Dating has always been a “social” activity, but could social networks win over the dating crowd, even if the social sites aren’t looking for the hook up?
“To some degree the answer is yes,” says Marshal Cohen, chief analyst at the NPD Group. Social networking could solve many of the complaints of traditional dating sites he says. “Anyone I’ve ever spoken to about online dating sites says it has mixed reviews.”
Cohen notes that the big success stories underplay the rest of the tales where the online dating scene just didn’t work. It isn’t so much a case of the it’s-not-you-it’s-me dynamic, as much as there is just too much searching involved based on limited parameters.
“It can be almost like a full time job on the traditional sites,” says Cohen. “People need to weed through the potential matches and that’s a big investment of time.”
He adds that this time is being spent more and more on social networks. The question therefore is how can social networking fit into dating?
“In technical terms dating is a very deep app,” says Josh Crandall of Netpop Research. “Facebook is more of a general purpose site. So this is sort of like looking at using Google over Travelocity to book your travel. Google is great for telling you all the great stuff you can see, but isn’t where you’ll go to book your dream vacation.”
Crandall says that part is what is now missing on Facebook and other social networking sites; they're good for finding friends, but might not be where you’ll find your dream partner.
However, Facebook could have an advantage over dating sites, because love can be found when you’re not even looking for it. And then there are the companies that are adding the love element.
“Many people still meet significant others through friends,” says Crandall, “and so Facebook could be used that way.”
Even long time “online daters” agree that the dating model online isn’t all fairytale matches, despite what the commercials for the dating sites may be trying to sell.
“I’m the online dating queen,” says Monique Elwell of social network marketing firm Conversify. “For me it started years ago with AOL Chat boards, and later early social media dating sites like Six Degrees.”
She says that what keeps Facebook and the social media sites from becoming dating sites now is that people still want to separate their dating from their active current friends. And here is where third party apps might find a place to play Cupid.
The Facebook app Are you Interested reportedly has more than 13 million users, which rivals the number of users for Match.com and eHarmony. Other apps also are there to help cut to the chase, and aren’t exactly shy about the intention as Would You Sleep With Me and Compare Hotness could attest.
Other companies are also taking notice. This month Badoo.com announced that it has passed 100 million users, mixing social networking and online dating. The site bills itself as having the functionality of a Facebook while still offering the connections of traditional online dating sites.

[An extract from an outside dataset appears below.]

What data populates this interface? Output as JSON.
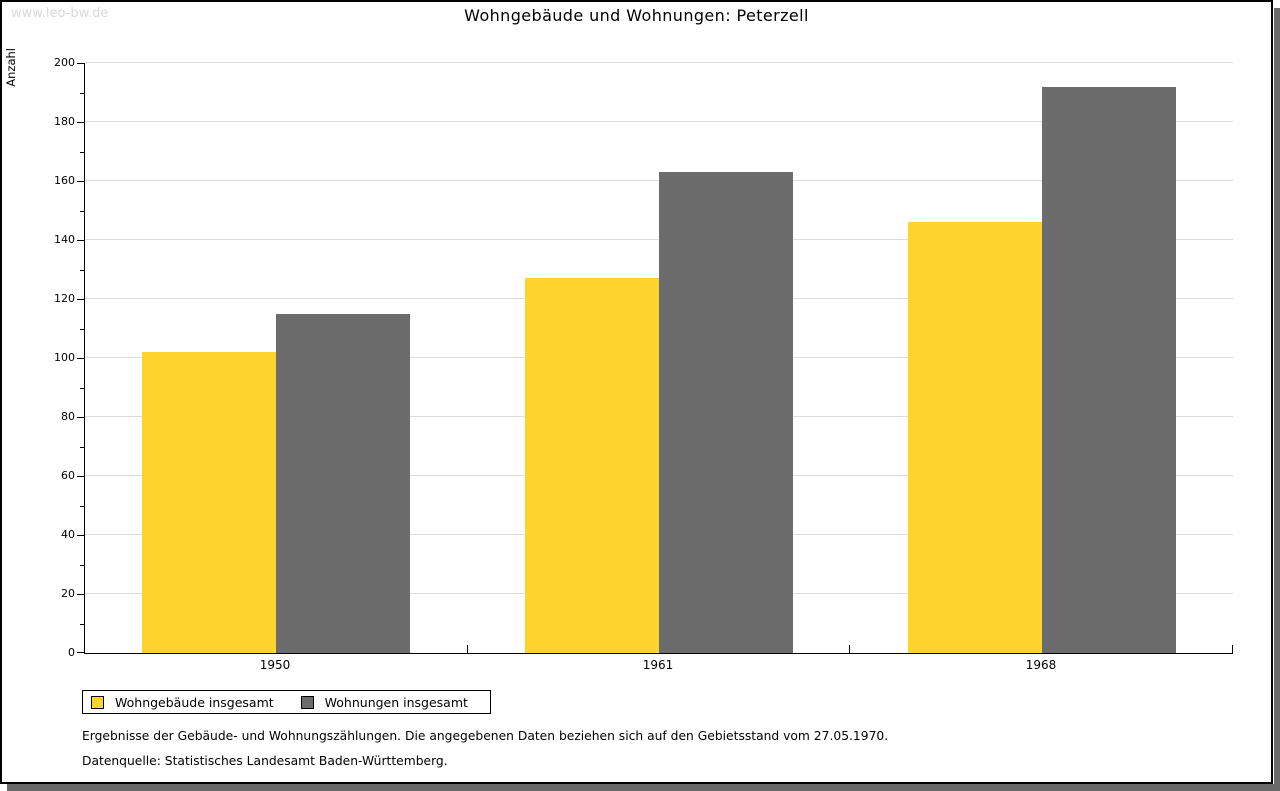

This could be a winning mix, but everything about dating still comes back to compatibility, say dating experts. It is whether social networking and dating can go together hand in hand.

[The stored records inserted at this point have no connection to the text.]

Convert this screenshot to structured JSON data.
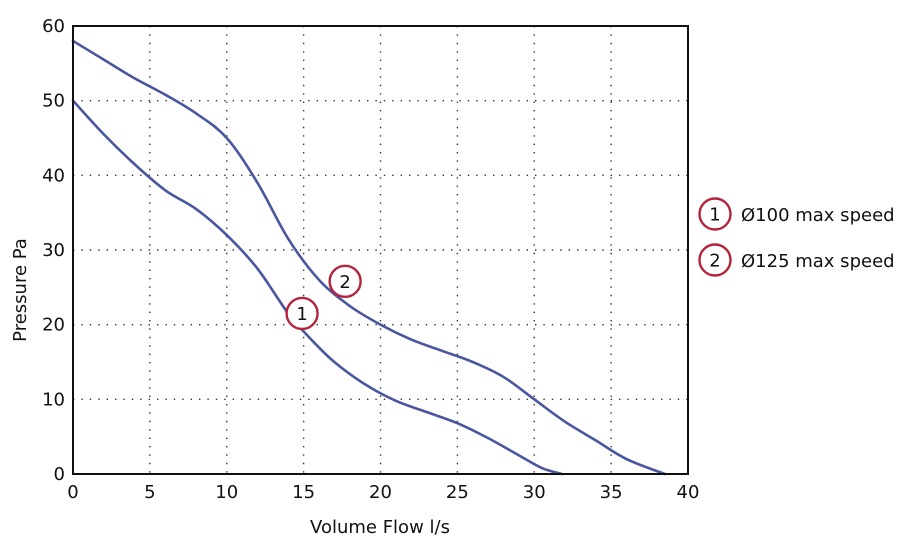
{
  "chart_data": {
    "type": "line",
    "title": "",
    "xlabel": "Volume Flow l/s",
    "ylabel": "Pressure Pa",
    "xlim": [
      0,
      40
    ],
    "ylim": [
      0,
      60
    ],
    "xticks": [
      0,
      5,
      10,
      15,
      20,
      25,
      30,
      35,
      40
    ],
    "yticks": [
      0,
      10,
      20,
      30,
      40,
      50,
      60
    ],
    "grid": true,
    "colors": {
      "line": "#4a56a0",
      "marker": "#b3243b",
      "frame": "#111111"
    },
    "series": [
      {
        "id": "1",
        "name": "Ø100 max speed",
        "marker_label": "1",
        "marker_at": [
          14.9,
          21.5
        ],
        "x": [
          0,
          2,
          4,
          6,
          8,
          10,
          12,
          14,
          15.5,
          17,
          19,
          21,
          23,
          25,
          27,
          29,
          30.5,
          31.8
        ],
        "y": [
          50,
          45.5,
          41.5,
          38,
          35.5,
          32,
          27.5,
          21.5,
          18,
          15,
          12,
          9.8,
          8.3,
          6.8,
          4.8,
          2.5,
          0.8,
          0
        ]
      },
      {
        "id": "2",
        "name": "Ø125 max speed",
        "marker_label": "2",
        "marker_at": [
          17.7,
          25.8
        ],
        "x": [
          0,
          2,
          4,
          6,
          8,
          10,
          12,
          14,
          16,
          18,
          20,
          22,
          24,
          26,
          28,
          30,
          32,
          34,
          36,
          38.5
        ],
        "y": [
          58,
          55.5,
          53,
          50.8,
          48.3,
          45,
          39,
          31.5,
          26,
          22.5,
          20,
          18,
          16.5,
          15,
          13,
          10,
          7,
          4.5,
          2,
          0
        ]
      }
    ],
    "legend": {
      "position": "right",
      "entries": [
        {
          "marker_label": "1",
          "label": "Ø100 max speed"
        },
        {
          "marker_label": "2",
          "label": "Ø125 max speed"
        }
      ]
    }
  }
}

Here is where some think could there could be the perfect union.
“There are tremendous opportunities on the Facebook platform for someone to offer an interesting dating service or application. Facebook could be both a threat and a partner for the existing dating sites,” Augie Ray, senior analyst, Social Computer for Interactive Marketing Professionals. “I'd expect services like Match.com and eHarmony to continue to develop applications that utilize the treasure trove of personal data people post on Facebook in order to create new and better features for their customers.”
In the end, say the experts, it comes down to who can win over the consumers, but Cohen says that it simply isn’t in the numbers for the dating sites to survive alone in the long run.
“The crystal ball says that the dating sites are going to be challenged by social sites, and only one or two of the dating services are going to step forward and make the right change." says Cohen.
The biggest change could be in adapting towards what makes social sites so popular—they are often group and hobby centric—whereas dating sites are more about weeding through matches —matches that are typically in a radius near a user’s home town.
“This is where social networking really has an advantage, you’re able to reconnect with people you knew from long ago,” says Cohen, “and they don’t have to be limited to so many miles from your home. If you want to reconnect with an old friend it doesn’t matter if they are across the country. The search zone is much smaller on the dating sites.”
There's also the possibility that Facebook could be a savior for the dating sites.
“Rather than Facebook itself investing in dating functionality, other developers could find unique ways to leverage the data people share on Facebook and turn it into a dating service,” says Ray. “In fact, Match.com already has applications on the Facebook platform such as Matchmaker, which allows people to select and send potential dating matches to their friends.”
The social aspect and the dating elements could be a match made in cyberspace, err, heaven.